Now I was on a minimum grant and saving all my pennies for albums and gigs, so I was playing the cheapskate.  And that means ripping off British Rail to subsidise trips to London.  What you do is buy a return which is valid for three months.  You don’t get it punched on the late trains, so if you can keep it when you get off in Southampton, you can use it again.  That means the next time you go to London, all you need is a single to get you through the checks at Southampton and Waterloo.  The drawback is when you come back, you have to get off in Swaythling or St Denys or even worse, Eastleigh.  If you go into Southampton, you get caught by the guards and have to hand over your ticket.  So depending which train you get, you might have to get out at Eastleigh, which must be a good three miles from Chamberlain, and walk the rest.  Saves you a pound each trip.

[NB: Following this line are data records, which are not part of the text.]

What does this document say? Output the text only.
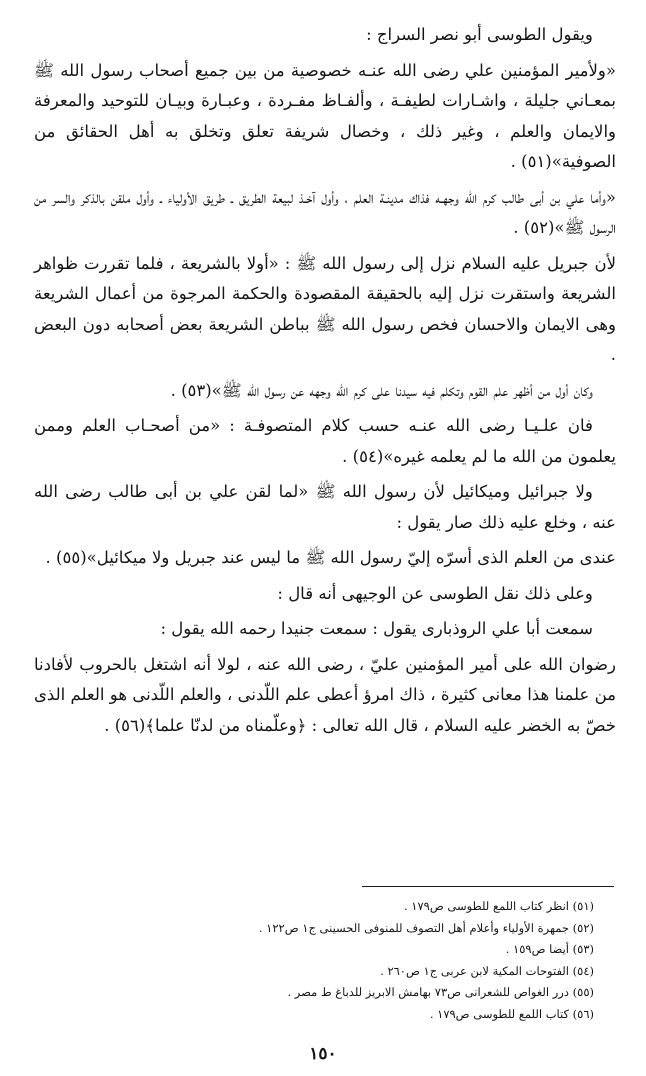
ويقول الطوسى أبو نصر السراج :

«ولأمير المؤمنين علي رضى الله عنـه خصوصية من بين جميع أصحاب رسول الله ﷺ بمعـاني جليلة ، واشـارات لطيفـة ، وألفـاظ مفـردة ، وعبـارة وبيـان للتوحيد والمعرفة والايمان والعلم ، وغير ذلك ، وخصال شريفة تعلق وتخلق به أهل الحقائق من الصوفية»(٥١) .

«وأما علي بن أبى طالب كرم الله وجهـه فذاك مدينـة العلم ، وأول آخـذ لبيعة الطريق ـ طريق الأولياء ـ وأول ملقن بالذكر والسر من الرسول ﷺ»(٥٢) .

لأن جبريل عليه السلام نزل إلى رسول الله ﷺ : «أولا بالشريعة ، فلما تقررت ظواهر الشريعة واستقرت نزل إليه بالحقيقة المقصودة والحكمة المرجوة من أعمال الشريعة وهى الايمان والاحسان فخص رسول الله ﷺ بباطن الشريعة بعض أصحابه دون البعض .

وكان أول من أظهر علم القوم وتكلم فيه سيدنا على كرم الله وجهه عن رسول الله ﷺ»(٥٣) .

فان علـيـا رضى الله عنـه حسب كلام المتصوفـة : «من أصحـاب العلم وممن يعلمون من الله ما لم يعلمه غيره»(٥٤) .

ولا جبرائيل وميكائيل لأن رسول الله ﷺ «لما لقن علي بن أبى طالب رضى الله عنه ، وخلع عليه ذلك صار يقول :

عندى من العلم الذى أسرّه إليّ رسول الله ﷺ ما ليس عند جبريل ولا ميكائيل»(٥٥) .

وعلى ذلك نقل الطوسى عن الوجيهى أنه قال :

سمعت أبا علي الروذبارى يقول : سمعت جنيدا رحمه الله يقول :

رضوان الله على أمير المؤمنين عليّ ، رضى الله عنه ، لولا أنه اشتغل بالحروب لأفادنا من علمنا هذا معانى كثيرة ، ذاك امرؤ أعطى علم اللّدنى ، والعلم اللّدنى هو العلم الذى خصّ به الخضر عليه السلام ، قال الله تعالى : ﴿وعلّمناه من لدنّا علما﴾(٥٦) .

(٥١) انظر كتاب اللمع للطوسى ص١٧٩ .
(٥٢) جمهرة الأولياء وأعلام أهل التصوف للمنوفى الحسينى ج١ ص١٢٢ .
(٥٣) أيضا ص١٥٩ .
(٥٤) الفتوحات المكية لابن عربى ج١ ص٢٦٠ .
(٥٥) درر الغواص للشعرانى ص٧٣ بهامش الابريز للدباغ ط مصر .
(٥٦) كتاب اللمع للطوسى ص١٧٩ .
١٥٠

I get dreams about that walk from Eastleigh.  It’s the road Munch used for that painting of his.  The guy standing near the railway bridge screaming.  I never met the guy, but I know that’s where he hangs out.  The road runs along by the side of the track, so when you are walking back you have a single row of houses at least a mile long on just one side of the road.  And they’re all the same, this long terrace, all facing the road and the railway.  And even when you reach the end of them you aren’t even halfway back.  And the wind gets at you.  All you can hear are your footsteps hammering the wet pavement echoing in that part of your brain which is still awake.  You tell yourself it’s not worth the quid you’ve saved, but you wouldn’t spend the money on a taxi even if one did drive up and anyway you still get out at Eastleigh next time round.  It isn’t raining too bad, just enough to annoy you.  Are you halfway along the row of houses yet?  It must be about two in the morning, which means that your brain isn’t all there so you don’t experience the full tedium of the walk, but still your mind screams at you.  A hollow bored scream that bounces back between your head and your brain, still a couple of feet away.  Your footsteps are getting louder, like a metronome they build up as you concentrate on them, so you try to distract yourself by remembering the gig rather than worry about your bed, still two miles away.  Jesus Died for somebody’s Sins.  But not mine.